Juggernaut had managed to repurposed that volatility, transitioning into a stoic guardian of justice, yet Ikenga understood that when the moment demanded absolute, earth-shaking force, the arch curse was more than capable of unleashing the monster he kept on a leash.
The feedback from the Oracle brought a different kind of burden, a relentless, sensory annoyance. Ikenga found himself drowning in a deluge of unwanted data, a simple stone was no longer just a stone, but a complex history lesson, broken down from its very beginning state to the exact moment it eroded into its current state.
This hyper-awareness was constant, though it came with a distinct limitation, the ability dimmed and became effectively useless whenever he stepped into the sovereign domain of another deity. Still, the constant influx was taxing enough that Ikenga quickly decided to implement a safeguard.
He tested this awarness on some Paragons and understood that the Paragons were also able to shroud their information from him, keeping their secrets veiled like other deities unless he actively willed himself to pierce that curtain same.
Despite the initial irritation, Ikenga eventually came to appreciate the gift. It was, in his estimation, a perfect reflection of his own nature. His combat philosophy had always been built upon the foundation of environmental mastery, the art of weaving the world around him into a weapon and turning the terrain itself into an extension of his own strength and this awareness was perfect for that.
Deep in the sunny side of the northern continent, the Silver Kingdom known to its people as Silvrynheim pulsed with great vitality.
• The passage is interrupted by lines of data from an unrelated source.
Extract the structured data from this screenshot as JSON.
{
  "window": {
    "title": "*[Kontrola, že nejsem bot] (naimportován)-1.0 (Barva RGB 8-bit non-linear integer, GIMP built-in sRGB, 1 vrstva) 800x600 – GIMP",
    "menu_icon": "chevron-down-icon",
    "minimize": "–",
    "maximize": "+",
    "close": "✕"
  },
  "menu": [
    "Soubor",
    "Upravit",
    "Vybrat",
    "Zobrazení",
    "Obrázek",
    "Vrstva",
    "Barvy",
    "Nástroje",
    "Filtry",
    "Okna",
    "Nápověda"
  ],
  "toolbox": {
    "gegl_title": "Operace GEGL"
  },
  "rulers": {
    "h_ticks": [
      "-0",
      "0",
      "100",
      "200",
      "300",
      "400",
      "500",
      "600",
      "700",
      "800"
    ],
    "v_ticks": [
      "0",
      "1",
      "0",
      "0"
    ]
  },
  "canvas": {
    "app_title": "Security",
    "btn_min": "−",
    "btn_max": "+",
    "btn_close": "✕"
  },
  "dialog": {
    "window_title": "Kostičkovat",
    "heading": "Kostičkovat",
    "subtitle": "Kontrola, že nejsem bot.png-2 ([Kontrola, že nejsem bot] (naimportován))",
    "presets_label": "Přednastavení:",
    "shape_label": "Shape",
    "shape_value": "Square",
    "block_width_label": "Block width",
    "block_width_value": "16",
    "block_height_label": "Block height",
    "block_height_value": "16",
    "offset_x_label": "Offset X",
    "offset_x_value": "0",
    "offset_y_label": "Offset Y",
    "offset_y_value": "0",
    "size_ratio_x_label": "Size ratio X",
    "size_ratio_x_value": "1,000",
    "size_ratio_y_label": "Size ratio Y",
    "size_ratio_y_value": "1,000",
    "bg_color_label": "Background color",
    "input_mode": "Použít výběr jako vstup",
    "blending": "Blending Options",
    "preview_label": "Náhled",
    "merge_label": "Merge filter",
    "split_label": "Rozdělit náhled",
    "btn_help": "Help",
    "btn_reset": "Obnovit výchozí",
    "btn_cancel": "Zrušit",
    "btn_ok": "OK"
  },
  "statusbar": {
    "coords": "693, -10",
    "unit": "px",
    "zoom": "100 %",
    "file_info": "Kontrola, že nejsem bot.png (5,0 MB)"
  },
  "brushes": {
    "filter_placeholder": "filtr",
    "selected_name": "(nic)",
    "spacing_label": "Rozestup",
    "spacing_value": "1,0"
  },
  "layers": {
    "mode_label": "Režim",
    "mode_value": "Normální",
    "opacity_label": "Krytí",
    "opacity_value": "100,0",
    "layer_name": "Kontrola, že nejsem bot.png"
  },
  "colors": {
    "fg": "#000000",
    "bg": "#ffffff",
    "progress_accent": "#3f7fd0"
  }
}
Within the confines of the War Council Room, King Ragnar, the first son of Einar and Helga sat upon his throne, his gaze fixed on the expanse of the table before them.
The Silver Kingdom had undergone a profound change over the past few decades, a transformation that went far beyond mere politics or borders. A change that was written in the very blood and bone of the populace. Centuries of tethering their civilization’s power to the moon goddess and the lunar cycle had left an indelible mark on their physiology.
The most striking manifestation was a pervasive shift in their appearance, a vast majority of the citizenry now possessed hair the color of polished moonlight. Over time, this stark, pale white mane had transcended biology to become the cornerstone of Silvrynheim’s cultural identity. To bear the hair of the moon was to be perceived as touched by the divine, a silent testament to the goddess’s favor.
This societal evolution brought with it a quiet, insidious prejudice. While there was no overt persecution, the atmosphere in the capital was heavy with unspoken judgment. Anyone born without the luminescent hair became a pariah of subtle degrees, they were met with lingering, side-eyed glances that lingered just a second too long.
There was no public outcry, only a pervasive, cold scrutiny. In the quiet intimacy of their homes, it was a secret, gnawing fear for every expectant parent, a silent, desperate prayer that their child would not be born "lacking," spared the stigma of being an outcast in their own ancestral land.
Ragnar waited until the restless murmurs in the council hall faded into a heavy, expectant silence. He leaned forward as the light from the glass window behind him, had his shadow stretching long across the polished stone floor, before he finally broke the stillness.